Governador de SC comenta caso Orelha e diz que polícia segue todos os trâmites

Polícia Civil cumpre mandados de busca e Ministério Público avalia próximas medidas no caso do cão morto na Praia Brava

CRIME
Caso da morte do cão Orelha na Praia Brava, em Florianópolis, segue sob investigação da Polícia Civil e do Ministério Público de Santa Catarina - (Foto: Imagem Ilustrativa/A Critica)

O governador de Santa Catarina, Jorginho Mello (PL), voltou a falar sobre a morte do cão comunitário Orelha, agredido na Praia Brava, em Florianópolis. Segundo ele, desde que pediu que o caso fosse apurado, a Polícia Civil “colheu provas, ouviu testemunhas e cumpriu todos os trâmites legais sem atropelos”.

Jorginho também afirmou que “ainda bem que a sociedade não aceita mais a crueldade”, em referência à repercussão do crime nas redes sociais e na imprensa.

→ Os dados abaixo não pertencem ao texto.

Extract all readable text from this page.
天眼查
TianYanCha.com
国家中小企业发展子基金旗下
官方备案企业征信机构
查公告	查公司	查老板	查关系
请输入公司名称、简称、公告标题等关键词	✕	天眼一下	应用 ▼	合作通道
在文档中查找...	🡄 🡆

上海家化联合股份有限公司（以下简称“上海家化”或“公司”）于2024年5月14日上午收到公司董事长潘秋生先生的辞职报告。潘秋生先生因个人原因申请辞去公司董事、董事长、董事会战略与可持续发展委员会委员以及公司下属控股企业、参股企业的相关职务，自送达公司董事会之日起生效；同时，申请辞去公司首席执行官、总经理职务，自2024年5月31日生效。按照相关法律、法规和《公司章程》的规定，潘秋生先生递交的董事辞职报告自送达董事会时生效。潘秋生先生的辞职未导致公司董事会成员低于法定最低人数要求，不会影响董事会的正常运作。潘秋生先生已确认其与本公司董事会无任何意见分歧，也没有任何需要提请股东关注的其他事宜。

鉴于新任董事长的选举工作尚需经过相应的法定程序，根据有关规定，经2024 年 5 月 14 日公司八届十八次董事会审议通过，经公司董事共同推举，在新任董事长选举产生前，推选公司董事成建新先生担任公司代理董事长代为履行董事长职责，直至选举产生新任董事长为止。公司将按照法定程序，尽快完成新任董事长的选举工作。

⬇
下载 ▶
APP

De acordo com as investigações, Orelha teria sido agredido por um grupo de adolescentes. O caso é conduzido pela Polícia Civil e acompanhado pelo Ministério Público de Santa Catarina (MP-SC), por meio de duas promotorias da Capital: a 10ª, da Infância e Juventude, e a 32ª, do Meio Ambiente.

Na segunda-feira (26), a Polícia Civil cumpriu mandados de busca e apreensão em endereços ligados aos investigados por maus-tratos e também por possível coação no curso do processo.

Após receber o material da polícia, o Ministério Público pode tomar diferentes caminhos: pedir novas diligências, encerrar o procedimento se não houver prova suficiente, conceder remissão (com ou sem medida socioeducativa) ou pedir à Justiça a abertura de procedimento para apurar ato infracional. Entre as medidas previstas em lei para adolescentes estão advertência, reparação do dano, prestação de serviços à comunidade, liberdade assistida, semiliberdade e internação, esta última aplicada só em situações excepcionais.